Add rate limiter primitives#235
Conversation
| ): | ||
| /** Limits the rate of execution of the given operation | ||
| */ | ||
| def apply[T](operation: => T): Option[T] = |
There was a problem hiding this comment.
do I understand correctly that the result is None when the limit is exceeded, and the policy is Drop? and Some(_) when the limit is not exceeded, or it is exceeded, but the policy is to Block?
If so, I think we'd have to split this into two operations: RateLimiter.runBlocking(t: T): T and RateLimiter.runOrDrop(t: T): Option[T]. There definitely are scenarios for both policies, but the most basic use-case is to run an operation and block, if the limit is exceeded. If you know that the policy is Block, you'd have to always .get the returned Option, which is bad.

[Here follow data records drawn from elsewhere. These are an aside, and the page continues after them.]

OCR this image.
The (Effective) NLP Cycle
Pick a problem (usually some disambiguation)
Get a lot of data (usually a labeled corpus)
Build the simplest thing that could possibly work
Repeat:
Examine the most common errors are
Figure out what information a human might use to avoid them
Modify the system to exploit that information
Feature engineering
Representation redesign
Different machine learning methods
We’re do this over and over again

There was a problem hiding this comment.
Thanks for the review! That was the intended behaviour. The problem with splitting is that it would render new BlockingPolicy implementations difficult to make. For example, users might want a custom policy where the operation is just slowed down or blocking the first and dropping the rest. A possibility would be continuing with just apply by making RateLimiter generic:
RateLimiter[F[_]]:
def apply[T](operation: => T): F[T]
I also think that a good idea would be to allow running with a particular configuration, so the final API would be this. Actually we could use dependent types:
RateLimiter(config: RateLimiterConfig):
def apply[T](operation: => T): config.F[T]

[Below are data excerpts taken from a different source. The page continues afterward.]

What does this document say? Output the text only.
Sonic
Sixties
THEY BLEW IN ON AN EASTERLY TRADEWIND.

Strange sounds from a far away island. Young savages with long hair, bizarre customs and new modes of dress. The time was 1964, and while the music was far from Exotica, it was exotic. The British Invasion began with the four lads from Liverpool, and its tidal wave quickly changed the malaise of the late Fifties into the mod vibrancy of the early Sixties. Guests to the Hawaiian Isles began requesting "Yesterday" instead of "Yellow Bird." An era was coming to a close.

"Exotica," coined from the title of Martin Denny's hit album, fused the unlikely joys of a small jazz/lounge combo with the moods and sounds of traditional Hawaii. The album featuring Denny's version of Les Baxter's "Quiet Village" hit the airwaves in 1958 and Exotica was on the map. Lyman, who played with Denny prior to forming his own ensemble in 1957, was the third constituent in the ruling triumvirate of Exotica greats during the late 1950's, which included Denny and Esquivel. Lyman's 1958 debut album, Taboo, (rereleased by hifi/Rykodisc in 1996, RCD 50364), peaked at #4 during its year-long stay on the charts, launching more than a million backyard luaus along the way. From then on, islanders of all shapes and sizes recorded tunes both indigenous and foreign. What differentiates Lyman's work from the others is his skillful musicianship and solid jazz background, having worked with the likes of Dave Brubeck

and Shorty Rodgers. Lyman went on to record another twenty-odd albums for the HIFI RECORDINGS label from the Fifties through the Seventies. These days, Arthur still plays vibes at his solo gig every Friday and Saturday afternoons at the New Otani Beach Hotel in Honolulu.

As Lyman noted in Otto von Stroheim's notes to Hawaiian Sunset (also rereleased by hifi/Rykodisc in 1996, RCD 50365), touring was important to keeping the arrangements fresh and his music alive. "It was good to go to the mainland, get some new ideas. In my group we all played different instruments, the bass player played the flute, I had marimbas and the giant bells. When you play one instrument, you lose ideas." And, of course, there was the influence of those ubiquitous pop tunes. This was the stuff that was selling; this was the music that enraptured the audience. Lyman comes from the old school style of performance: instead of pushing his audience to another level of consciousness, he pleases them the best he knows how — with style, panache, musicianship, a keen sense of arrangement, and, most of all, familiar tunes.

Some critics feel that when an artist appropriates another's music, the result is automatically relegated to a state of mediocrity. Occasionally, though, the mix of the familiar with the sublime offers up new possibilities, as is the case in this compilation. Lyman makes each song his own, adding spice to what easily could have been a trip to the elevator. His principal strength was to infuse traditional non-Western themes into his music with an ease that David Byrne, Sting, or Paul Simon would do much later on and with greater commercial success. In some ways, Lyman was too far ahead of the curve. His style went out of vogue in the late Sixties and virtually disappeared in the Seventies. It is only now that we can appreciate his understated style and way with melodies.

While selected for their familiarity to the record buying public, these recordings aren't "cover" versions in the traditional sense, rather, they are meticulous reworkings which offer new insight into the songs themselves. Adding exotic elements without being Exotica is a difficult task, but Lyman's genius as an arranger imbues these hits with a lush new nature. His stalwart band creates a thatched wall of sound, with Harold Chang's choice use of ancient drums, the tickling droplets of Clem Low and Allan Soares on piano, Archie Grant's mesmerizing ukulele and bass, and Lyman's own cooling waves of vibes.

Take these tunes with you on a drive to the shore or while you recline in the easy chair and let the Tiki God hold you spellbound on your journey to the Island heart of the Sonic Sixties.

def apply[T](operation: => T, opCfg: Cfg): config.F[T]
This would allow a custom BlockingPolicy to implement blocking or dropping (or something different like throttling) behaviour per operation:
rateLimiter(operation, CustomCfg.block())
rateLimiter(operation, CustomCfg.drop())
Only disadvantage might be verbosity but I believe the possibility of custom implementations outweighs it. What are your thoughts before proceeding?
There was a problem hiding this comment.
This could work, but I'm afraid would be too complicated. You're right that we might loose some flexibility, but the main goal would be to address to most-common use-cases - which have to be served well. To be honest, cases such as slowing down the first operation / dropping the rest, seem to be quite specialised, and it would be totally acceptable for them to require writing some custom code. That is, you could reuse the algorithm part, but everything around it would need to be written by hand.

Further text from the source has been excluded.